Voulez-vous savoir quel est le pouvoir du libre arbitre pour le mal ? Rappelez-vous le péché de l’homme. Cherchez-vous à connaître la puissance d’un Dieu-Homme pour nous secourir ? Considérez en lui la grâce qui nous délivre. Nulle part, ce que peut l’usage de la volonté humaine possédée par l’orgueil et séparée du secours de Dieu, n’a pu être montré comme dans le premier homme ; non, nulle part la malice de cette volonté n’a pu être manifestée davantage ni avoir plus d’évidence. Le premier homme s’est perdu, et ou serait-il maintenant, si le second Adam n’était venu ? Parce que l’un était homme, l’autre s’est fait homme ; elle est donc pleine d’humanité cette parole [et ideo humanus sermo].
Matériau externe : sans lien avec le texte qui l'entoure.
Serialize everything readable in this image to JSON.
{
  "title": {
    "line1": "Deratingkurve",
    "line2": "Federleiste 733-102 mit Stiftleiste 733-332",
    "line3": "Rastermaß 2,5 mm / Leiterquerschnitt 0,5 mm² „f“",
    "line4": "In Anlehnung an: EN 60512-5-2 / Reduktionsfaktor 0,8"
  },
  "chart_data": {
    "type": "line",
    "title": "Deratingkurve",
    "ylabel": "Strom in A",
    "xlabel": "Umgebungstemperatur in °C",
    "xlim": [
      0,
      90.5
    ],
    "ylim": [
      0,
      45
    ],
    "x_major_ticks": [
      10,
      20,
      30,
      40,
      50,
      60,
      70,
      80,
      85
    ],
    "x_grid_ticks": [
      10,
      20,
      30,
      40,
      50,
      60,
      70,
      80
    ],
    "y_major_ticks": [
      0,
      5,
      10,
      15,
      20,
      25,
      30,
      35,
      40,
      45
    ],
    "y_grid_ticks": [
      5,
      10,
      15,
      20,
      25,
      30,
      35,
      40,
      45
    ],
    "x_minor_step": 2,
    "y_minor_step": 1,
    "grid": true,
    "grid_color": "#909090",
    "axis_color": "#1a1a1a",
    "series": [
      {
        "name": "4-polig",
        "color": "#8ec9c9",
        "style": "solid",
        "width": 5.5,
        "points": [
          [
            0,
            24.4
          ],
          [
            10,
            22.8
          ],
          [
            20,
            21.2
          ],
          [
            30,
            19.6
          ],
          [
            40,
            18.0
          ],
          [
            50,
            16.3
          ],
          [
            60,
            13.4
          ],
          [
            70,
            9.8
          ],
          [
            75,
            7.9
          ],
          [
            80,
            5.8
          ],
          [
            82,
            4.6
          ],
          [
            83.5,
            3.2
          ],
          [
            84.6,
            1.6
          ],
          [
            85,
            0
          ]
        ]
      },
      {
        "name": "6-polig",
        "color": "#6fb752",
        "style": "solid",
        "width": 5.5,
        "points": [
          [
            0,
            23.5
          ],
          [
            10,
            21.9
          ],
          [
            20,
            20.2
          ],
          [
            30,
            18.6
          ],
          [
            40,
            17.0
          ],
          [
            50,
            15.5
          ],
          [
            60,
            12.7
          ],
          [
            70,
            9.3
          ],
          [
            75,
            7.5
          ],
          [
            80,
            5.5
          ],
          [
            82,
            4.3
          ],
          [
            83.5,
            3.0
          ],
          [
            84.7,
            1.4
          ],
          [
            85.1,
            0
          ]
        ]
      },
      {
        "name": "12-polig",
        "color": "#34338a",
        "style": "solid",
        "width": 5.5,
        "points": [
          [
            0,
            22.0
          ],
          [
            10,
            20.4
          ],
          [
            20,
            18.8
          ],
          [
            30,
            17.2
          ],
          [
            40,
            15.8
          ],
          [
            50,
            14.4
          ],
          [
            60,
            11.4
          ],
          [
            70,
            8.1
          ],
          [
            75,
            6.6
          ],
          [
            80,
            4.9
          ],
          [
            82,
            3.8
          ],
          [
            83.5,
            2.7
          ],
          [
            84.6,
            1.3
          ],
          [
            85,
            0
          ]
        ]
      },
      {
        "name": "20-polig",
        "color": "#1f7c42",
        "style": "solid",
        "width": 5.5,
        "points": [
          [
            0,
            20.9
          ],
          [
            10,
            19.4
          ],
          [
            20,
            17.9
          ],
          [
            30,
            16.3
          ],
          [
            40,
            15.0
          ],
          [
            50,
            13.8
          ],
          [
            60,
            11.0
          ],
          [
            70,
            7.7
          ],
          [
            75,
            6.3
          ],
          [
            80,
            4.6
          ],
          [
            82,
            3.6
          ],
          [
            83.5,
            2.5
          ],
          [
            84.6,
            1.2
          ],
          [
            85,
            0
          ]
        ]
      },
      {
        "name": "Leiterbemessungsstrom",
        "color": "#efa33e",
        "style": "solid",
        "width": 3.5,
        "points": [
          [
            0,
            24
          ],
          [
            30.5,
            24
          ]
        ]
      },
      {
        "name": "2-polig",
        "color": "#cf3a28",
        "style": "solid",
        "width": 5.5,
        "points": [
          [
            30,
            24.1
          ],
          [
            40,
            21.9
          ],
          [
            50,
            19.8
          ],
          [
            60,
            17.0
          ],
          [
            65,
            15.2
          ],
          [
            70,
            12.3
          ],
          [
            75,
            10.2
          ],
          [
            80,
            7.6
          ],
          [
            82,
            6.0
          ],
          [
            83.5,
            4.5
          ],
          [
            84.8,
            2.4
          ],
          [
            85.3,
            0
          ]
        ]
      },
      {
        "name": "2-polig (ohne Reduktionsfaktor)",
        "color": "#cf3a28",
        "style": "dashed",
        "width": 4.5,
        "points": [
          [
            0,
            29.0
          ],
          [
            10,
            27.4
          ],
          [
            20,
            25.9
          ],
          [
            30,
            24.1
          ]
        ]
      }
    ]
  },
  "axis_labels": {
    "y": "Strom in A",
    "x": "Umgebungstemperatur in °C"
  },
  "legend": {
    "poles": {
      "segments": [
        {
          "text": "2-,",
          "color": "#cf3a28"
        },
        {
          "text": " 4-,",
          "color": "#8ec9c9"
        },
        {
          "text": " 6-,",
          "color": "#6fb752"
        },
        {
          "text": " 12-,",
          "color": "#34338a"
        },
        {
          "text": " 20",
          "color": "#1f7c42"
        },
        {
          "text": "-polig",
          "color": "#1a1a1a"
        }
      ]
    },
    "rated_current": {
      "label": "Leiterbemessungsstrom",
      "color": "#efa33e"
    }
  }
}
Nulle part non plus la bénignité de la grâce et la libéralité de la toute-puissance de Dieu n’ont paru avec autant d’éclat qu’en cet Homme, établi pour médiateur entre Dieu et les hommes, en cet Homme qui est le Christ Jésus. Que disons-nous, mes frères ? Je parle à des fidèles nourris dans la foi catholique, ou à des âmes gagnées à la paix de l’Église catholique. Nous le savons et nous le croyons fermement : le médiateur entre Dieu et les hommes, le Christ Jésus, est homme ; et il est, en tant qu’homme, de la même nature que nous. Car notre chair et sa chair ne sont point différentes de nature ; notre âme n’est pas d’une nature, et son âme d’une autre nature. La nature dont il s’est revêtu, c’est celle qu’il avait résolu de sauver.
Saint Augustin, De verbis apostoli, sermon 8, leçon des matines (2e nocturne).